NEW DELHI -- Nearly two-and-a-half months after China scuttled India's NSG membership bid, the two countries today discussed disarmament and non-proliferation issues with a focus on India's entry into the elite nuclear trade grouping, with China asserting that the matter has to be resolved multilaterally and not bilaterally.
A Chinese delegation led by Director General of Department of Arms Control Wang Qun visited India for talks with an Indian delegation led by Amandeep Singh Gill, Joint Secretary (Disarmament & International Security) in the Ministry of External Affairs.
"The talk covered issues of mutual interest in the area of disarmament and non-proliferation. As agreed by the External Affairs Minister Sushma Swaraj and the Chinese Foreign Minister Wang Yi in their meeting on August 13, the two sides focused in particular on an issue of priority for India - membership of the NSG," the Ministry said in a press release.
It said the discussions were "candid, pragmatic and substantive".
Noting that participation in the 48-member NSG is an issue of "major concern" to India, the Chinese Embassy here said China "for its part, shared with India the recent developments as it sees within the Group in relation to the question.
"China also shared with India its principled positions and views on the above question. In the meantime, China listened to and had the inputs from India on this issue, and indicated that it will bring such views and inputs back to the Group for its consideration.
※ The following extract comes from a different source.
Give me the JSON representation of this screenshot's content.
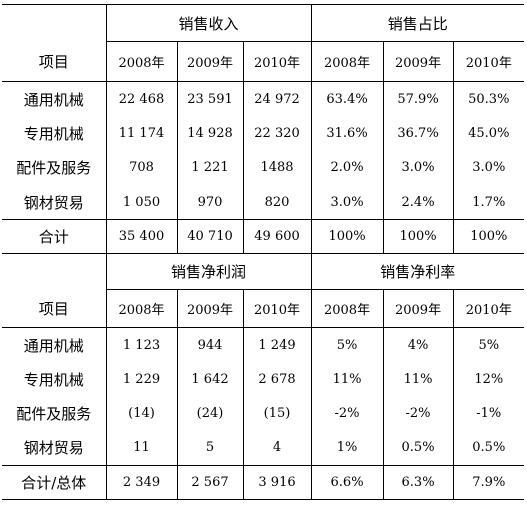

China hopes the above inputs will help facilitate the relevant discussions within the Group."
"The two sides realised that the question of the non-NPT states' participation is, in essence, a multilateral issue, and can only be subject to multilateral solution by the Group.
Bilateral exchanges should serve to facilitate the relevant discussions within the Group," the embassy statement said.
China also pointed out that the issue of the non-NPT states' participation in the NSG raises new questions for the Group under the new circumstances, and the crux of the above question is how to address the gap between the existing policies and practices of the non-NPT states and the existing international non-proliferation rules and norms based on the NPT as the cornerstone.
"China wishes to see early commencement of an open and transparent inter-governmental process to undertake, in accordance with the mandate adopted by the NSG at its Seoul Plenary meeting, a comprehensive and thorough study on the question of the non-NPT states' participation in the NSG in various aspects.